MOYENS ANNEXES à la présente décision ;
Moyen produit, au pourvois principal, par la SCP Lyon-Caen, Fabiani et Thiriez, Avocat aux Conseils, pour M. X... ;
Le moyen fait grief à l'arrêt attaqué d'AVOIR limité à la somme de 10.000 euros l'indemnité allouée à Monsieur X..., en réparation de la faute commise par Me Y... qui s'est abstenu, sans motif légitime, de placer l'assignation destinée à la CARDIF, assureur de Monsieur X... ;
AUX MOTIFS QUE Kamel X... ne démontre pas que l'appel en garantie de la société CARDIF aurait été couronné d'un succès judiciaire complet ; que ses prétentions quant à une garantie intégrale, par la société précitée, sont purement hypothétiques ; qu'en réalité celui-ci a perdu une chance de voir ses prétentions soumises à un débat judiciaire et à un examen par la juridiction saisie de la demande de remboursement présentée par la société CETELEM ; que la réparation de cette perte de chance justifie l'allocation de la somme de 10.000 , à titre de dommages et intérêts ;
ALORS QUE pour fixer à 10.000 euros l'indemnité allouée à Monsieur X... en réparation de la faute commise par Me Y... qui s'est abstenu, sans motif légitime, de placer l'assignation destinée à la CARDIF, assureur de Monsieur X..., l'arrêt attaqué énonce que Monsieur X... ne démontre pas que l'appel en garantie de la CARDIF aurait été couronné d'un succès judiciaire complet, que ses prétentions quant à une garantie intégrale, par la société précitée, sont purement hypothétiques, et qu'en réalité celui-ci a perdu une chance de voir ses prétentions soumises à un débat judiciaire et à un examen par la juridiction saisie de la demande de remboursement présentée par la société CETELEM ; qu'en se déterminant ainsi, sans rechercher, pour évaluer le préjudice résultant de la faute de l'avocat, quelles étaient les chances de succès de l'action en garantie qu'il avait été chargé d'engager contre la CARDIF en reconstituant fictivement la discussion qui aurait pu s'instaurer devant le juge entre Monsieur X..., la société CETELEM et la société CARDIF si elle avait été appelée en garantie, la Cour d'appel a privé sa décision de base légale au regard de l'article 1147 du Code Civil.
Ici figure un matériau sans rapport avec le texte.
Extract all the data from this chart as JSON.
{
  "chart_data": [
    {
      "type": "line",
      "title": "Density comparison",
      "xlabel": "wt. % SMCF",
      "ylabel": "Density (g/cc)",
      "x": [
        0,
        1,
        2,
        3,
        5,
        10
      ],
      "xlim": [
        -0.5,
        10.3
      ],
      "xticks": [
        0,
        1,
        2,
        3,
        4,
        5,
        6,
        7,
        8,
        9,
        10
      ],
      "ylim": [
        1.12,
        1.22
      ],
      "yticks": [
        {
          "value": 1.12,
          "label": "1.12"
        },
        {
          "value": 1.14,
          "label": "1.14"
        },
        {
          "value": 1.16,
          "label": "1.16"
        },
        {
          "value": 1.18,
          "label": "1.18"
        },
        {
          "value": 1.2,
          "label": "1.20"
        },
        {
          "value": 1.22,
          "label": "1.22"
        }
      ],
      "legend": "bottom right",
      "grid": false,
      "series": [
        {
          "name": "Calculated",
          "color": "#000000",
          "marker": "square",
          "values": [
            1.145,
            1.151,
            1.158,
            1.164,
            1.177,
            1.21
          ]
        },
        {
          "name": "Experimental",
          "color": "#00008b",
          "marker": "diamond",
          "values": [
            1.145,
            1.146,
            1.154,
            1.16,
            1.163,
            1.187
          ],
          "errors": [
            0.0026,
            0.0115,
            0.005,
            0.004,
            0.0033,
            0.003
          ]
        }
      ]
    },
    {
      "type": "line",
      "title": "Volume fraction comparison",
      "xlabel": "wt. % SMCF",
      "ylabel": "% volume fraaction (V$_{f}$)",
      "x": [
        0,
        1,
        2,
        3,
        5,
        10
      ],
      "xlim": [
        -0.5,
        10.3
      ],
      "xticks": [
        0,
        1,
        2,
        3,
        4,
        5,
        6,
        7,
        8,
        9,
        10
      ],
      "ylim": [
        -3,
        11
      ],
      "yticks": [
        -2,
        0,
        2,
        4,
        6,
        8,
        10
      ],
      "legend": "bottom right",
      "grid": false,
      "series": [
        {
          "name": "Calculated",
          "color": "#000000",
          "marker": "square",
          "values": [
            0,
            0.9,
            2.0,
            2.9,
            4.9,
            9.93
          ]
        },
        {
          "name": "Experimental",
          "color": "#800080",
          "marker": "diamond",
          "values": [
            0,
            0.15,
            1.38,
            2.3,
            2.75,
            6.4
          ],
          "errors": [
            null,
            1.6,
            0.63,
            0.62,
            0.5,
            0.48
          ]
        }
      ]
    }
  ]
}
Moyen produit, au pourvoi incident, par la SCP Célice, Blancpain et Soltner, Avocat aux Conseils, pour M. Y... ;
Il est fait grief à l'arrêt attaqué d'AVOIR déclaré Monsieur Y... responsable d'un manquement à son devoir de diligence envers Monsieur X..., pour s'être abstenu de placer l'assignation destinée à la CARDIF dans un litige opposant Monsieur X... au CETELEM, et de l'avoir, en conséquence, condamné à payer à Monsieur X... la somme de 10.000 à titre de dommages et intérêts ;
AUX MOTIFS PROPRES QUE «Kamel X... ne démontre pas que l'appel en garantie de la société CARDIF aurait été couronné d'un succès judiciaire complet ; que ses prétentions quant à une garantie intégrale, par la société précitée, sont purement hypothétiques ; qu'en réalité celui-ci a perdu une chance de voir ses prétentions soumises à un débat judiciaire et à un examen par la juridiction saisie de la demande de remboursement présentée par la société CETELEM ; que la réparation de cette perte de chance justifie l'allocation de la somme de 10.000 , à titre de dommages-intérêts ; que le jugement sera réformé en ce sens » (arrêt attaqué, p.5, §3 à 6) ;
ET AUX MOTIFS ADOPTES QUE « selon les pièces de la procédure versées aux débats la déchéance du terme a été fixée au 11 juin 1997, après environ 16 mois d'échéances impayées : selon les conclusions de CETELEM en date du 15 septembre 1998, CARDIF avait poursuivi la prise en charge des échéances de janvier et février 1998. L'affirmation posée par le Tribunal de MULHOUSE n'avait donc pas affecté la mise en oeuvre de la garantie de CARDIF. Cette décision a été contestée, sans que l'issue de ce recours soit vérifiable, mais il est constant que l'absence de mise en cause de la CARDIF, rendait impossible tout débat sur son éventuelle responsabilité».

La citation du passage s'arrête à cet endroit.